Encana Corp., the Canadian natural gas producer switching its focus to oil, fell to a 13-year low after second-quarter earnings missed analysts’ estimates.
Encana slid 9.8 percent to C$10.12 at 1:48 p.m. in Toronto, after earlier dropping 11 percent to the lowest since July 2002. The company said it eliminated about 200 jobs in the past month because of the plunge in the price of crude, which slipped back into a bear market Thursday.
The additional cuts to employment signal the worst isn’t over for energy workers in a market slump that has U.S. crude trading at less than half its 2014 high. Encana’s stock has come under more pressure than its peers because investors have been skeptical that the company will meet production targets, according to GMP Securities LP.
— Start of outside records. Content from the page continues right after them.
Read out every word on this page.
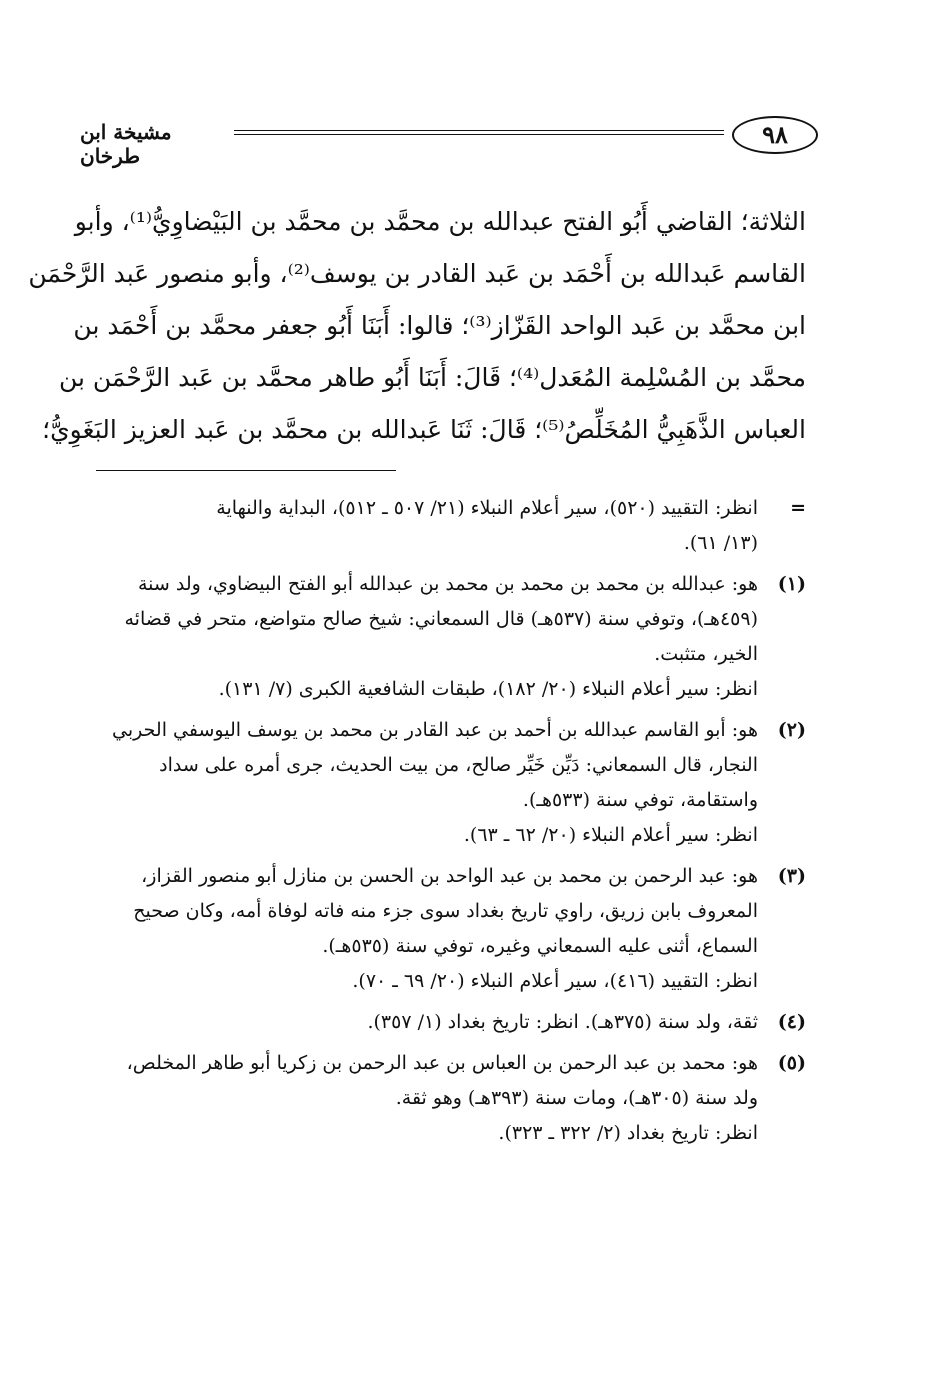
٩٨
مشيخة ابن طرخان
الثلاثة؛ القاضي أَبُو الفتح عبدالله بن محمَّد بن محمَّد بن البَيْضاوِيُّ⁽¹⁾، وأبو
القاسم عَبدالله بن أَحْمَد بن عَبد القادر بن يوسف⁽²⁾، وأبو منصور عَبد الرَّحْمَن
ابن محمَّد بن عَبد الواحد القَزّاز⁽³⁾؛ قالوا: أَبَنَا أَبُو جعفر محمَّد بن أَحْمَد بن
محمَّد بن المُسْلِمة المُعَدل⁽⁴⁾؛ قَالَ: أَبَنَا أَبُو طاهر محمَّد بن عَبد الرَّحْمَن بن
العباس الذَّهَبِيُّ المُخَلِّصُ⁽⁵⁾؛ قَالَ: ثَنَا عَبدالله بن محمَّد بن عَبد العزيز البَغَوِيُّ؛
=
انظر: التقييد (٥٢٠)، سير أعلام النبلاء (٢١/ ٥٠٧ ـ ٥١٢)، البداية والنهاية
(١٣/ ٦١).
(١)
هو: عبدالله بن محمد بن محمد بن محمد بن عبدالله أبو الفتح البيضاوي، ولد سنة
(٤٥٩هـ)، وتوفي سنة (٥٣٧هـ) قال السمعاني: شيخ صالح متواضع، متحر في قضائه
الخير، متثبت.
انظر: سير أعلام النبلاء (٢٠/ ١٨٢)، طبقات الشافعية الكبرى (٧/ ١٣١).
(٢)
هو: أبو القاسم عبدالله بن أحمد بن عبد القادر بن محمد بن يوسف اليوسفي الحربي
النجار، قال السمعاني: دَيِّن خَيِّر صالح، من بيت الحديث، جرى أمره على سداد
واستقامة، توفي سنة (٥٣٣هـ).
انظر: سير أعلام النبلاء (٢٠/ ٦٢ ـ ٦٣).
(٣)
هو: عبد الرحمن بن محمد بن عبد الواحد بن الحسن بن منازل أبو منصور القزاز،
المعروف بابن زريق، راوي تاريخ بغداد سوى جزء منه فاته لوفاة أمه، وكان صحيح
السماع، أثنى عليه السمعاني وغيره، توفي سنة (٥٣٥هـ).
انظر: التقييد (٤١٦)، سير أعلام النبلاء (٢٠/ ٦٩ ـ ٧٠).
(٤)
ثقة، ولد سنة (٣٧٥هـ). انظر: تاريخ بغداد (١/ ٣٥٧).
(٥)
هو: محمد بن عبد الرحمن بن العباس بن عبد الرحمن بن زكريا أبو طاهر المخلص،
ولد سنة (٣٠٥هـ)، ومات سنة (٣٩٣هـ) وهو ثقة.
انظر: تاريخ بغداد (٢/ ٣٢٢ ـ ٣٢٣).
“We believe investors will be disappointed with the results,” Randy Ollenberger, an analyst at BMO Capital Markets in Calgary, wrote in a note Friday. Encana’s full-year production outlook in the Permian looks unachievable, he said.
Excluding one-time items, the per-share operating loss of 20 cents was more than the 13-cent average loss forecast by 17 analysts’ estimates compiled by Bloomberg. The net loss was $1.6 billion, or $1.91 per share. Production averaged 389,000 equivalent barrels of oil a day, compared with the 408,740 average of nine analysts’ estimates.
“We continue to reinforce that we expect to deliver on our guidance,” Chief Executive Officer Doug Suttles said on a call with reporters Friday. Production growth from oil is expected to ramp up in the second half of the year with wells coming online in the Permian and Eagle Ford areas, he said.
Encana is spending about $200 million, or 10 percent of its 2015 budget, on vertical drilling to hold land in the Permian after its purchase of Athlon Energy Inc. last year, Suttles said. The amount spent on drilling to maintain land is expected to fall in 2016.
The company has eliminated a total of 1,400 jobs, or about one-third of its workforce, since announcing a new strategy in late 2013, Suttles said.
Shares of the company are down 37 percent this year in Toronto, compared with a 16 percent decline for the Standard & Poor’s/TSX Energy Index.